A major initiative of GSK and Save the Children’s five-year partnership, the Healthcare Innovation Awards are the result of the two organizations combining their resources, voices and expertise to help save one million children’s lives. Focusing on innovation, the program seeks to identify ideas that make a tangible difference to children’s health and enable the projects’ leaders to share and replicate their approach.
“We set out to identify brilliant ideas born in developing countries that are helping save children’s lives,” said Lisa Bonadonna, head of the GSK-Save the Children partnership. “Too often, these inventions fly under the radar due to lack of funds or profile. We wanted to change that.”

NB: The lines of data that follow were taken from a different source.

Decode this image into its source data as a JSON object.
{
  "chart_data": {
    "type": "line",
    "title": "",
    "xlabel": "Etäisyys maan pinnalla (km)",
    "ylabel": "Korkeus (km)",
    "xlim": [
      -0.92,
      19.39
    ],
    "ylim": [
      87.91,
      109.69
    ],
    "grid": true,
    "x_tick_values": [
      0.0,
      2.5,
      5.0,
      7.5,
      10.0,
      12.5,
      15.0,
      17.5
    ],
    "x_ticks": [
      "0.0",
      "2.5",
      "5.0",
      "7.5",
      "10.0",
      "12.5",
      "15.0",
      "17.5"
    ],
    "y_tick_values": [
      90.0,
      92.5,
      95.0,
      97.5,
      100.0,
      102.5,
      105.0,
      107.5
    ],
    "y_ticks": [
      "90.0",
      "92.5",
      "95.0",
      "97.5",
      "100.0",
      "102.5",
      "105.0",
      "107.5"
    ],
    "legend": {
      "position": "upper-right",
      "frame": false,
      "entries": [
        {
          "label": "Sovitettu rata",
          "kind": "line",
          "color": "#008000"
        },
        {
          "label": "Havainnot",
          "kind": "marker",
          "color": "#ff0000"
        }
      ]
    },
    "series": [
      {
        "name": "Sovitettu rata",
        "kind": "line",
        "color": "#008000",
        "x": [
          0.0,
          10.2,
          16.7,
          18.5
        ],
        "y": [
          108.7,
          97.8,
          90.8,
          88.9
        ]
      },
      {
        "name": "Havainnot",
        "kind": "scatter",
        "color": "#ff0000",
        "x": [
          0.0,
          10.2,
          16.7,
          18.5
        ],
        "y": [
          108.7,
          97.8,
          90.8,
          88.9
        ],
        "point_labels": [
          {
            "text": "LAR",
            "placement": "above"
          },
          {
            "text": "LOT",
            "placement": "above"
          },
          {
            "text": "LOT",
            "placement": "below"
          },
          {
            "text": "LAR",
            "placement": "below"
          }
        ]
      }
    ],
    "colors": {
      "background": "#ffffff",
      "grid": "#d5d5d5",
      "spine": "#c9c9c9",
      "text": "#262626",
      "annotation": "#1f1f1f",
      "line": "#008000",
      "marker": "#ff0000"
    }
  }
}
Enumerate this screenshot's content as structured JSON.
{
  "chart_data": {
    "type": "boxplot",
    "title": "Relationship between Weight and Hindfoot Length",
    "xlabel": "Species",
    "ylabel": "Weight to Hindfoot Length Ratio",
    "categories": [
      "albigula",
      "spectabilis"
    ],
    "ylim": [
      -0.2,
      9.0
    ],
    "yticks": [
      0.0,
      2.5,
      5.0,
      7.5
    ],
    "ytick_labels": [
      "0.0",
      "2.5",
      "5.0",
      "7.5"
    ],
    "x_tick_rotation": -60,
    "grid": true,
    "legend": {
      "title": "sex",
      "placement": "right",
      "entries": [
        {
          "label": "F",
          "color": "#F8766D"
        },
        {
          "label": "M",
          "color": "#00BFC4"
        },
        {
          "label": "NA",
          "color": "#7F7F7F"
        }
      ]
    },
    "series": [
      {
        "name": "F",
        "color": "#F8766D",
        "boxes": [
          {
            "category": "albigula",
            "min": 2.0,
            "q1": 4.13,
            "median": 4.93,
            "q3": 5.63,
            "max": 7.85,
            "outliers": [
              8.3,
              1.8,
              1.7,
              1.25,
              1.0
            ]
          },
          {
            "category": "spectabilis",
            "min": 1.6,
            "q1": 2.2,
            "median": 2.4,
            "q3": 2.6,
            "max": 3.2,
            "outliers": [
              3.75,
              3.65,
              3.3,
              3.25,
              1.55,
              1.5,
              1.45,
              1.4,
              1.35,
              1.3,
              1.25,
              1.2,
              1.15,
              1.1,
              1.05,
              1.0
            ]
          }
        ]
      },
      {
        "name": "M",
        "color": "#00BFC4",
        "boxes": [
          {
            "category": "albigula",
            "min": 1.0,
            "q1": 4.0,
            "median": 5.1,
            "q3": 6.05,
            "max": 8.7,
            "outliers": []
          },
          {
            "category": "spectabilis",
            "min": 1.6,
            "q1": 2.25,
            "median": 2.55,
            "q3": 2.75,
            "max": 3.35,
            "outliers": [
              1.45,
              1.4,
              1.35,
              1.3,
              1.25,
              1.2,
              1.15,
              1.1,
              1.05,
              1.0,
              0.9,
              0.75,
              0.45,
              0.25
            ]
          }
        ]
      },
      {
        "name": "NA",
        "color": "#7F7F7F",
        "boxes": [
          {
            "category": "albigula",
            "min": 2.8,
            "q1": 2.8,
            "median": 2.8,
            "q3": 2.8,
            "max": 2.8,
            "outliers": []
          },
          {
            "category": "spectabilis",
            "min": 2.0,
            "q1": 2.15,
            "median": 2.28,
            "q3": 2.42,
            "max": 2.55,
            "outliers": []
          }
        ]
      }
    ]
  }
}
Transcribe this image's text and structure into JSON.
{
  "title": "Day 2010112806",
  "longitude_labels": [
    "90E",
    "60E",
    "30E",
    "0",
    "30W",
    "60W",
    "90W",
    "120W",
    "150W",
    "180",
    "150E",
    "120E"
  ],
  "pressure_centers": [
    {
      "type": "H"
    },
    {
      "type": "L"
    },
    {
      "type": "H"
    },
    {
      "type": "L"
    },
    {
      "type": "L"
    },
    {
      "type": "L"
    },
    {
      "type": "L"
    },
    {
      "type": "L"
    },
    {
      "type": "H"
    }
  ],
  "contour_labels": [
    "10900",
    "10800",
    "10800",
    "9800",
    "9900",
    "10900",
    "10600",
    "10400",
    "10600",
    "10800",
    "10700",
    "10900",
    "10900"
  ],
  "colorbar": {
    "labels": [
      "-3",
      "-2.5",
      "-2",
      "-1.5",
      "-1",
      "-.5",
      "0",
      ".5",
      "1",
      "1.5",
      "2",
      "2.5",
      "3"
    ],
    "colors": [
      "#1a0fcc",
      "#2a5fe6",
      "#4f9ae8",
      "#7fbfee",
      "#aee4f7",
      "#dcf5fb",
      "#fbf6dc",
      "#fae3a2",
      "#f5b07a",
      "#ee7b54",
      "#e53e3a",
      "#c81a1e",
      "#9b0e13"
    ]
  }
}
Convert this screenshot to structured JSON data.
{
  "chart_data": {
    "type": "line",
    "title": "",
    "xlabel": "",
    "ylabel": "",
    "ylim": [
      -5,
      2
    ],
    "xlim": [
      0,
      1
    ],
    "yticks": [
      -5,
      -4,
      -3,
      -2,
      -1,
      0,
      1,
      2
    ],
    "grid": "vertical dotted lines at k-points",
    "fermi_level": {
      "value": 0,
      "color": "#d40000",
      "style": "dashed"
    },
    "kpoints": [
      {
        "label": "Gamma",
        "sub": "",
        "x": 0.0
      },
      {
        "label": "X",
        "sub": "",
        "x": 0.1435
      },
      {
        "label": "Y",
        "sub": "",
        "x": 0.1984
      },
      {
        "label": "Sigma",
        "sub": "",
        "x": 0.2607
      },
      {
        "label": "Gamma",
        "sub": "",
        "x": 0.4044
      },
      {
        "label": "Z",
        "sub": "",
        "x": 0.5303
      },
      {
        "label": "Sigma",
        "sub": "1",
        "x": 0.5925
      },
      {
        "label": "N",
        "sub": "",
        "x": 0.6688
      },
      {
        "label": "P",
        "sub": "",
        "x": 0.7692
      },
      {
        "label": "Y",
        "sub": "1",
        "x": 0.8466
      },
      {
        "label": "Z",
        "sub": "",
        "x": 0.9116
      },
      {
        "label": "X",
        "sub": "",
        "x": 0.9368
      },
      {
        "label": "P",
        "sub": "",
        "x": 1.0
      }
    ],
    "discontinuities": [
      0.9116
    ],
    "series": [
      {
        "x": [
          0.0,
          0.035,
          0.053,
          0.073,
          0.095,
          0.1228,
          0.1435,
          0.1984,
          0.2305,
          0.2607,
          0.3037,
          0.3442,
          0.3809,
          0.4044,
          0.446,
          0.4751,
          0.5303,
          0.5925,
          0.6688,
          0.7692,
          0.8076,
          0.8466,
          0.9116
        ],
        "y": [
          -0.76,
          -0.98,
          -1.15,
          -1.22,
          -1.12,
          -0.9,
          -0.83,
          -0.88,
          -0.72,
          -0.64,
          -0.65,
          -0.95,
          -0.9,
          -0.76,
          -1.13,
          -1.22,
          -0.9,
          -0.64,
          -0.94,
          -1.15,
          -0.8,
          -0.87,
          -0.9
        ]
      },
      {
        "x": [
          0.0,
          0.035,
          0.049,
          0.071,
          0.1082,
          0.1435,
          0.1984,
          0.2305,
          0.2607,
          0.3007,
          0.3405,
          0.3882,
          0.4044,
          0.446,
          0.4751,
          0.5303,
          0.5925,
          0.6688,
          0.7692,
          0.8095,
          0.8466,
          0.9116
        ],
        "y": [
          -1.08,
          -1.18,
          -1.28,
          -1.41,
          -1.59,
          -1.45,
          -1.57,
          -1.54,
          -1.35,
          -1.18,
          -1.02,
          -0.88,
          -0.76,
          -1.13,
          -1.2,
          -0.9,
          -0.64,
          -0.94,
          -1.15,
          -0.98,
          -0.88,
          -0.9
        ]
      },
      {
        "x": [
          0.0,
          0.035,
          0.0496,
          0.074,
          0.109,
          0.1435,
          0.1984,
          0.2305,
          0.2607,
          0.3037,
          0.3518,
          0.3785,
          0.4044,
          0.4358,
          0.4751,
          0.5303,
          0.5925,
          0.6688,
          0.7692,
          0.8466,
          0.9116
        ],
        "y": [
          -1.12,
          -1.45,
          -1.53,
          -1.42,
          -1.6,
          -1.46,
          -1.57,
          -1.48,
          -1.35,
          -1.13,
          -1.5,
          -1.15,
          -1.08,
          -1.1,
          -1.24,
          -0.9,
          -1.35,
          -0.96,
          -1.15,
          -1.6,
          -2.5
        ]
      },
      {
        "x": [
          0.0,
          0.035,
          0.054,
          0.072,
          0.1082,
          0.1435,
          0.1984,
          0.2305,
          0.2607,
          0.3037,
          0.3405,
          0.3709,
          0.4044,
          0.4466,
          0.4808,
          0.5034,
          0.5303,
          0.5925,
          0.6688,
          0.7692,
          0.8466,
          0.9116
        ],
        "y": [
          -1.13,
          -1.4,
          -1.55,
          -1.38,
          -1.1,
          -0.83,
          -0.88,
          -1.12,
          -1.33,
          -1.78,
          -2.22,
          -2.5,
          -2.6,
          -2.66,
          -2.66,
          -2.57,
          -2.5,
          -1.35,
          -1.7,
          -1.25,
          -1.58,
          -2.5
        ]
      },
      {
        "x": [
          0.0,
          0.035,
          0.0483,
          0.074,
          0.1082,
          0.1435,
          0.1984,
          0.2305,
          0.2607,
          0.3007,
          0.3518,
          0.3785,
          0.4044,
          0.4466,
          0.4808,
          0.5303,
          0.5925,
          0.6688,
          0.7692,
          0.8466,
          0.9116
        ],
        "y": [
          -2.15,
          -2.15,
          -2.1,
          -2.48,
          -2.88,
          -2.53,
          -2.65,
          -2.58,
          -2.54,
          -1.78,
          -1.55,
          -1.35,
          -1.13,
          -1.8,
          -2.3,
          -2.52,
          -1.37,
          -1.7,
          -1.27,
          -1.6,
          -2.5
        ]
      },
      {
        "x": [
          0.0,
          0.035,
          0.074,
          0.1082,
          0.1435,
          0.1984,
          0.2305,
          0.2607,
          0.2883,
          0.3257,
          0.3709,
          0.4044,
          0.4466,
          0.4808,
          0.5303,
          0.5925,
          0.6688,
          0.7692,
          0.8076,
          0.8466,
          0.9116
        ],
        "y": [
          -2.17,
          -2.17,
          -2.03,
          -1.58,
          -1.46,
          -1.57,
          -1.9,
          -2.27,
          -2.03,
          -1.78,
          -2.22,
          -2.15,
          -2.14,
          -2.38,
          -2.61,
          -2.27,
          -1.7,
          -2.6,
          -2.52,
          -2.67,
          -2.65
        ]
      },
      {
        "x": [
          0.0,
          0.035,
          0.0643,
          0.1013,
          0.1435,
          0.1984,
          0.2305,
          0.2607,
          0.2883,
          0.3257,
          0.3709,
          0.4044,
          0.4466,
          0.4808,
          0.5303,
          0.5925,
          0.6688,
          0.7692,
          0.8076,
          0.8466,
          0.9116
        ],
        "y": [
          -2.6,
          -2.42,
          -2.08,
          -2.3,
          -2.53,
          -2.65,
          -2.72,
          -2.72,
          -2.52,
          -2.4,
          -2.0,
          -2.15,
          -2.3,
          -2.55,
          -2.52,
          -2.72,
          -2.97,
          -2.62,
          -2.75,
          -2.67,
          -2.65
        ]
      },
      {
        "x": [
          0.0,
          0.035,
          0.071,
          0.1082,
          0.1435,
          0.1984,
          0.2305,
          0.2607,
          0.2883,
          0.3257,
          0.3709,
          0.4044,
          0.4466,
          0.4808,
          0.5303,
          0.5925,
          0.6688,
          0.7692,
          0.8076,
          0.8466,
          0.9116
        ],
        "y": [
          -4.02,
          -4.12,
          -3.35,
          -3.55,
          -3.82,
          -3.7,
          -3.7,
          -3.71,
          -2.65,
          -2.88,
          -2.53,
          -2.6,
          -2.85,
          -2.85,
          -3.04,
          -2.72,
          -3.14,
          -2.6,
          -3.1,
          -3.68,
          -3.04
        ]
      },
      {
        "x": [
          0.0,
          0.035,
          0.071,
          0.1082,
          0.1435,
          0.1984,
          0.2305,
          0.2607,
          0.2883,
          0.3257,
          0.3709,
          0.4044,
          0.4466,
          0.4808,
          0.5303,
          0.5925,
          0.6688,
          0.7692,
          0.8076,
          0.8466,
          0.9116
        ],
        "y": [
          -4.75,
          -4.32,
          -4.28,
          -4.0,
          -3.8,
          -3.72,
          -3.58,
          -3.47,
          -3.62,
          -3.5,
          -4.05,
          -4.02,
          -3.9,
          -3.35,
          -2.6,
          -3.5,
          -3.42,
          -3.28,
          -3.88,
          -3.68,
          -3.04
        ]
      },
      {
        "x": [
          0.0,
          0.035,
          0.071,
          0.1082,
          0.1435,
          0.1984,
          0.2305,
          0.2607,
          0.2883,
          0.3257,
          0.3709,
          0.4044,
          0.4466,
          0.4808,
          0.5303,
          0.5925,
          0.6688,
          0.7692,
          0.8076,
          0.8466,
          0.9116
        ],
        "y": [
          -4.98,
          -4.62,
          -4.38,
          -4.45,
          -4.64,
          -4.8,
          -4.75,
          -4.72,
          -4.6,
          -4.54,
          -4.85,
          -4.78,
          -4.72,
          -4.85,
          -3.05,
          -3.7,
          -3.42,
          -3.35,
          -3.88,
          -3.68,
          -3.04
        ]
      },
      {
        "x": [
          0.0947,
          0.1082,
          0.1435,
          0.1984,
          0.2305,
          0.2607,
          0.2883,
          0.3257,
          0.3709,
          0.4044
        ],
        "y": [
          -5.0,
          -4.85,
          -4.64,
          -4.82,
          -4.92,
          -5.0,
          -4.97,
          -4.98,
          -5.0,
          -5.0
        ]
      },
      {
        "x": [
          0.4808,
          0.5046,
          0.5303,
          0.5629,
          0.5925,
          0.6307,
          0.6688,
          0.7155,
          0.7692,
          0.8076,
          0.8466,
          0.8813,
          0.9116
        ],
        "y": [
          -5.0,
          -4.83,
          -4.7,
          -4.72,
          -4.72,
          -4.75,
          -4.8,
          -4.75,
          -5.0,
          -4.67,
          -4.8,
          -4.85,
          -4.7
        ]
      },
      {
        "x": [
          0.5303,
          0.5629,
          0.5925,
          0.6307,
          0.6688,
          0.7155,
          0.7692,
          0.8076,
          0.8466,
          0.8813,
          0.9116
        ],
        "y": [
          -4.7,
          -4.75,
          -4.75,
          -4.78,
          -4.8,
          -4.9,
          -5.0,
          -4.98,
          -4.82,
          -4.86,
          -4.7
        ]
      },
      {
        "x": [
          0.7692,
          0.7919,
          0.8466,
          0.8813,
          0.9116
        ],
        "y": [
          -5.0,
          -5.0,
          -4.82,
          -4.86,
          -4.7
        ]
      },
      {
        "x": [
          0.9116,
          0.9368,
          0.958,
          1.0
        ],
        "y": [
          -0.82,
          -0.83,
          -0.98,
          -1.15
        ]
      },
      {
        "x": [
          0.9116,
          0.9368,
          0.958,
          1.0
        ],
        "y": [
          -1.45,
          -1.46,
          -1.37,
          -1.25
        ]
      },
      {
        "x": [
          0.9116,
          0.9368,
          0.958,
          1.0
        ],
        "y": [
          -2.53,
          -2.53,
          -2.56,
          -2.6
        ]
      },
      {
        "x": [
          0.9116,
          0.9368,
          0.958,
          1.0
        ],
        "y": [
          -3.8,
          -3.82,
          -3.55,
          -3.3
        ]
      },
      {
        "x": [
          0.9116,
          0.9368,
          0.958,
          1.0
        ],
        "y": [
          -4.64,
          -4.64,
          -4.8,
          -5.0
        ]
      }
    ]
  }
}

The Pratt Pouch is already in use in multiple countries, including Uganda, Zambia and Tanzania. In Africa, the long shelf-life of the medication’s packaging is very important to its effectiveness. But in South America, the ability for the mothers’ to provide their children with accurate dosing is the primary concern.
“We are thrilled to be given this great honor,” said Bob Malkin, professor of the practice in biomedical engineering and global health at Duke, who invented the Pratt Pouch and has been working on it with the help of undergraduates at Duke for the past eight years. “The money will be used to expand our project in Ecuador, allowing the Pratt Pouch to help prevent thousands of infants from becoming HIV positive.
“We are also really excited about the expansion of the project in Uganda,” continued Malkin. “Thanks to an award from Saving Lives at Birth, nearly 40 percent of Ugandan women will be able to access the medication they need for their children using the Pratt Pouch, starting later in 2016. We are hoping to see the introduction of the pouch in Nigeria in 2017 as well.”